Asbestos, a 20th century hazard created when manufacturers first discovered asbestos' insulating properties and then proceeded to incorporate it into everything from boiler insulation to hair dryers, points out the dangers for nanotechnology, at least according to the Investor Environmental Health Network, or IEHN.
The Investor Environmental Health Network, a joint partnership between investment managers who administer more than $25 billion in assets, is directed toward creating more transparency in corporate policies vis-à-vis toxic chemicals and defective products. Their aim is to improve the health, safety and financial well-being of Americans.
Asbestos, a natural mineral that occurs as crystalline or needle-like fibers in rock formations, comes in six different types: actinolite, amosite, anthophyllite, chrysotile, crocidolite and tremolite.
Used regularly until about 1989, when the U.S. Environmental Protection Agency, or EPA, restricted its domestic use to one percent of product by volume, asbestos is known to cause a number of serious diseases, ranging from asbestosis - a debilitating respiratory illness - to lung and digestive tumors, including mesothelioma.
Unlike some other toxins, the human body has no way to rid itself of asbestos fibers. Once inhaled or ingested, they remain in tissue causing irritations, or lesions, that frequently lead to illness.
Mesothelioma, a largely fatal cancer of the mesothelial tissue lining, the lungs and abdomen, tends to lie dormant for decades. By the time it is diagnosed, patients are rarely given more than a year to live, though 10 percent of those affected may survive up to five years.
A 2002 RAND report, which describes asbestos litigation as "...the longest running mass tort in U. S. history", with more than 600,000 individuals suing 6,000 companies (often more than one company per suit) for asbestos-related damages through 2000, has resulted in upward of 60 corporate bankruptcies since 1980, for a total cost of more than $54 billion.
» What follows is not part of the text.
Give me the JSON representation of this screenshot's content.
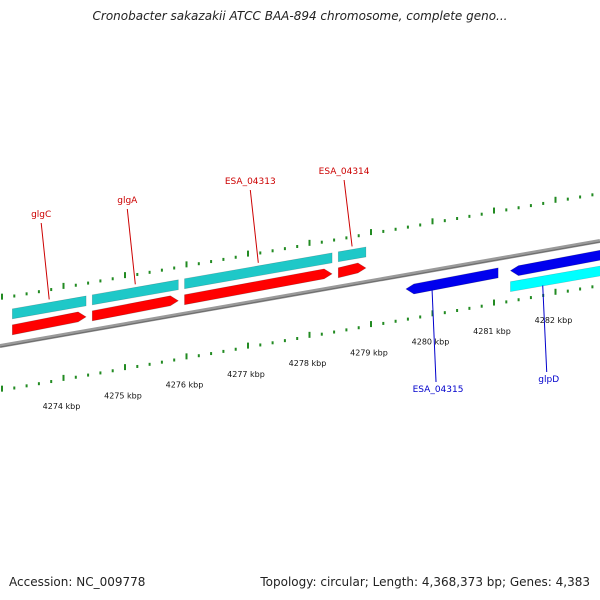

Damages were awarded largely based on what IEHN identifies as eight practices which leave companies liable for product-related injury. These are: shortsightedness; concealed science; disclosing only a minimum of potential liabilities; according privilege in attorney-client relationships to conceal the level of liability; inconsistent estimating liability costs to shareholders; using hidden assumptions to minimize liability estimates; refusing to benchmark liabilities; and refusing to allow stakeholders to question, via annual proxies, the specific risks.
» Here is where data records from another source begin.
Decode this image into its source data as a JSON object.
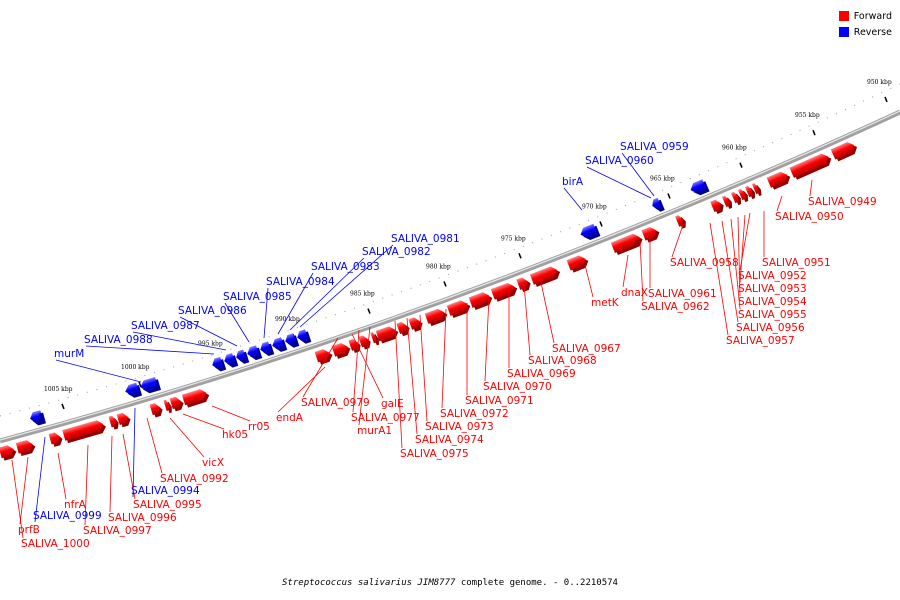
{
  "legend": {
    "forward_label": "Forward",
    "reverse_label": "Reverse",
    "forward_color": "#ff0000",
    "reverse_color": "#0000ff"
  },
  "caption": {
    "organism": "Streptococcus salivarius JIM8777",
    "suffix": "complete genome. - 0..2210574"
  },
  "track": {
    "start_kbp": 1008,
    "end_kbp": 948,
    "tick_labels": [
      "950 kbp",
      "955 kbp",
      "960 kbp",
      "965 kbp",
      "970 kbp",
      "975 kbp",
      "980 kbp",
      "985 kbp",
      "990 kbp",
      "995 kbp",
      "1000 kbp",
      "1005 kbp"
    ]
  },
  "genes": [
    {
      "name": "SALIVA_0949",
      "strand": "forward"
    },
    {
      "name": "SALIVA_0950",
      "strand": "forward"
    },
    {
      "name": "SALIVA_0951",
      "strand": "forward"
    },
    {
      "name": "SALIVA_0952",
      "strand": "forward"
    },
    {
      "name": "SALIVA_0953",
      "strand": "forward"
    },
    {
      "name": "SALIVA_0954",
      "strand": "forward"
    },
    {
      "name": "SALIVA_0955",
      "strand": "forward"
    },
    {
      "name": "SALIVA_0956",
      "strand": "forward"
    },
    {
      "name": "SALIVA_0957",
      "strand": "forward"
    },
    {
      "name": "SALIVA_0958",
      "strand": "forward"
    },
    {
      "name": "SALIVA_0959",
      "strand": "reverse"
    },
    {
      "name": "SALIVA_0960",
      "strand": "reverse"
    },
    {
      "name": "SALIVA_0961",
      "strand": "forward"
    },
    {
      "name": "SALIVA_0962",
      "strand": "forward"
    },
    {
      "name": "dnaX",
      "strand": "forward"
    },
    {
      "name": "birA",
      "strand": "reverse"
    },
    {
      "name": "metK",
      "strand": "forward"
    },
    {
      "name": "SALIVA_0967",
      "strand": "forward"
    },
    {
      "name": "SALIVA_0968",
      "strand": "forward"
    },
    {
      "name": "SALIVA_0969",
      "strand": "forward"
    },
    {
      "name": "SALIVA_0970",
      "strand": "forward"
    },
    {
      "name": "SALIVA_0971",
      "strand": "forward"
    },
    {
      "name": "SALIVA_0972",
      "strand": "forward"
    },
    {
      "name": "SALIVA_0973",
      "strand": "forward"
    },
    {
      "name": "SALIVA_0974",
      "strand": "forward"
    },
    {
      "name": "SALIVA_0975",
      "strand": "forward"
    },
    {
      "name": "murA1",
      "strand": "forward"
    },
    {
      "name": "SALIVA_0977",
      "strand": "forward"
    },
    {
      "name": "galE",
      "strand": "forward"
    },
    {
      "name": "SALIVA_0979",
      "strand": "forward"
    },
    {
      "name": "endA",
      "strand": "forward"
    },
    {
      "name": "SALIVA_0981",
      "strand": "reverse"
    },
    {
      "name": "SALIVA_0982",
      "strand": "reverse"
    },
    {
      "name": "SALIVA_0983",
      "strand": "reverse"
    },
    {
      "name": "SALIVA_0984",
      "strand": "reverse"
    },
    {
      "name": "SALIVA_0985",
      "strand": "reverse"
    },
    {
      "name": "SALIVA_0986",
      "strand": "reverse"
    },
    {
      "name": "SALIVA_0987",
      "strand": "reverse"
    },
    {
      "name": "SALIVA_0988",
      "strand": "reverse"
    },
    {
      "name": "murM",
      "strand": "reverse"
    },
    {
      "name": "rr05",
      "strand": "forward"
    },
    {
      "name": "hk05",
      "strand": "forward"
    },
    {
      "name": "vicX",
      "strand": "forward"
    },
    {
      "name": "SALIVA_0992",
      "strand": "forward"
    },
    {
      "name": "SALIVA_0994",
      "strand": "reverse"
    },
    {
      "name": "SALIVA_0995",
      "strand": "forward"
    },
    {
      "name": "SALIVA_0996",
      "strand": "forward"
    },
    {
      "name": "SALIVA_0997",
      "strand": "forward"
    },
    {
      "name": "nfrA",
      "strand": "forward"
    },
    {
      "name": "SALIVA_0999",
      "strand": "reverse"
    },
    {
      "name": "prfB",
      "strand": "forward"
    },
    {
      "name": "SALIVA_1000",
      "strand": "forward"
    }
  ]
}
These, says the IEHN, are loopholes the Securities and Exchange Commission (SEC) and the Financial Accounting and Standards Board (FASB) - two entities which regulate corporate risk and financial reporting - need to close to insure that nanotechnology doesn't get itself into the sort of quagmire now faced by former asbestos product manufacturers. In fact, says the IEHN, the loopholes reflect a long-established and pervasive attitude of "don't ask/don't tell" which has already demonstrated it dangers via asbestos litigation and corporate bankruptcies.
In the early 20th century, manufacturers, physicians and workforce managers didn't know the dangers inherent in asbestos. By the time they discovered its destructive capacity, much damage had already been done.
The same is not true of nanotechnology, which has only been around for a decade in commercial use. A recent report out of Europe, by the Agency for Safety and Health at Work (EU-OSHA), puts nanoparticles at the top of the list of substances which could pose new and even greater risks to workers.